In this study, a multiplex rRT-PCR method has been developed that simultaneously targets the viral N2 and RdRP genes and the human RP gene. The primer and probe sets were designed to obtain the best PCR efficiency and target specificity. The rRT-PCR efficiencies of 10-fold dilutions series of the standards were > 99 for both N2 and RdRP genes, which matches the criteria for an efficient RT–qPCR assay [28]. Besides, the current protocol allows the diagnosis of SARS-CoV-2 RNA with a limit of detection (LOD) value of 1.25 copies/µL or 5 copies/reaction for both N2 and RdRP genes. The LOD of the CDC’s 2019-nCoV Real-Time RT-PCR Diagnostic Panel was found to be 10 copies/µL. According to Vogels et al. [29], all SARS-CoV-2 primer and probe sets that has capacity to detect 500 copy/reaction can be used to diagnose SARS-CoV-2. Therefore, the current assay can be said to have a higher sensitivity than recommended and well-known assays.

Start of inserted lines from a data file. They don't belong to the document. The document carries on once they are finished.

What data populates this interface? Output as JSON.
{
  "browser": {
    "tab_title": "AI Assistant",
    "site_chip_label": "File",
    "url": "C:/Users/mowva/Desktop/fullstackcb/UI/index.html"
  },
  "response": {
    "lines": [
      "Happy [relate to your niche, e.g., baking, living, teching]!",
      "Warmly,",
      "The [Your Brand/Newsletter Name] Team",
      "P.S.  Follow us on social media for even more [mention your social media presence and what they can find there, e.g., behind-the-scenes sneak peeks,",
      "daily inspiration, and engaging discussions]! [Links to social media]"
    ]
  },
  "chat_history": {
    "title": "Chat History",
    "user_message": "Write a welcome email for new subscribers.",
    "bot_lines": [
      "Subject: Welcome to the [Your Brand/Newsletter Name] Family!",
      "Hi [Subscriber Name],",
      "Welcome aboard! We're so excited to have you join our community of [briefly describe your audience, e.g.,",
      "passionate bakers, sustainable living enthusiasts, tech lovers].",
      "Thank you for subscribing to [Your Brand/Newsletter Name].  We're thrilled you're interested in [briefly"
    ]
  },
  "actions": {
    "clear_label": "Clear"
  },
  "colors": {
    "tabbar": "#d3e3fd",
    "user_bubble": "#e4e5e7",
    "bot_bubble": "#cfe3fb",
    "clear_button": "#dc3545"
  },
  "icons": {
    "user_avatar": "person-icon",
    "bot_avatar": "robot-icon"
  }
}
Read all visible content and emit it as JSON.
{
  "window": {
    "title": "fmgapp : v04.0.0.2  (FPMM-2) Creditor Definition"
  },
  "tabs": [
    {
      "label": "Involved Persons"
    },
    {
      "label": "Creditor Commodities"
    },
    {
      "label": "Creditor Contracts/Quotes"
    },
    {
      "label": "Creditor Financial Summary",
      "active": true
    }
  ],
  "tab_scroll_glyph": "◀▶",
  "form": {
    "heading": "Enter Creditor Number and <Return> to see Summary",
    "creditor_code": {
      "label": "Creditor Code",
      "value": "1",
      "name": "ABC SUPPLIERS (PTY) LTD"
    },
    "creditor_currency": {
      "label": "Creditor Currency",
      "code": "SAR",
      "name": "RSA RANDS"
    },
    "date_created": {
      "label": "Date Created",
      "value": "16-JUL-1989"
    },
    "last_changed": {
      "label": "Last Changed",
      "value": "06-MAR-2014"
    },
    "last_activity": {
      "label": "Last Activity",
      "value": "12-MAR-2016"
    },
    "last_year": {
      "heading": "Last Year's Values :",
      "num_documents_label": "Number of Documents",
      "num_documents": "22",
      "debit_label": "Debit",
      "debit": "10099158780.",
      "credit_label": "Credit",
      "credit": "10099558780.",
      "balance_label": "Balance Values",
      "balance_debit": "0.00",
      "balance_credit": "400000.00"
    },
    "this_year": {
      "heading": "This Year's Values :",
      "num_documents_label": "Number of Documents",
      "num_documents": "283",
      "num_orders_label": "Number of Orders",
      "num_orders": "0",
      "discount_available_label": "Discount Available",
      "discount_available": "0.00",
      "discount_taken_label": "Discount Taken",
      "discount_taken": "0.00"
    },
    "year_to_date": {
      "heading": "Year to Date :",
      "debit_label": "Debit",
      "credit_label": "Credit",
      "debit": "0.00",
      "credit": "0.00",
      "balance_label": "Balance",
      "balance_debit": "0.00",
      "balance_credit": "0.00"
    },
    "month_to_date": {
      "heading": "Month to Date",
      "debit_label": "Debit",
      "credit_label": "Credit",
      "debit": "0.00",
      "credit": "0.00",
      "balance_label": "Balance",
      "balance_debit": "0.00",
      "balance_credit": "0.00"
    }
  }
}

The validation of the assay was tested in 28 SARS-CoV-2 positive samples. It is revealed that three samples out of 28 did not match with the results of the commercial kits. In both assays, either commercial or the current one, it is estimated that the Ct score of those negative samples was higher than > 37.01 which is out of the WHO recommendation [16]. Therefore, in the current mCoV-2 assay, they are called as negative. Accordingly, the Ct value equals and lower than 37 is accepted as positive.
For COVID19, RT-PCR detection kits are commonly destined to amplify the genes S, E, N, RdRP, and ORF1a/b, but ORF1a/b and E were mostly applied [30, 31]. In China, Orf1ab and N genes are regularly used, while N1, N2 and N3 genes were utilized in US CDC and E, N, and RdRP genes in Europe [32]. The importance of N1 and N2 primer-probes is for providing a less conservative but more sensitive than the RdRP-SARSr primer-probes especially in samples that have low viral titers [33, 34]. In a recent study, where swabs from confirmed cases were taken from nasopharynx and pharynx targeting ORF1ab and N genes yielded the best sensitivity when compared to positive confirmed samples [34]. Chu et al. [35] have reported two assays that had the capability to achieve a large dynamic range and recommended targeting N gene for screening and the ORF1b gene to confirm the result. The abovementioned studies confirmed the capability of targeting N gene to be utilized in the detection of COVID-19 with other genes. While Li et al. [36] concluded that the more stable E gene is the target for the standardization of coronavirus tests, but N and RdRP genes are mostly targeted to confirm the results. In our study, it seems that targeting RdRP and N2 genes will make the test more sensitive. However, more studies are needed for fast and accurate COVID19 detection.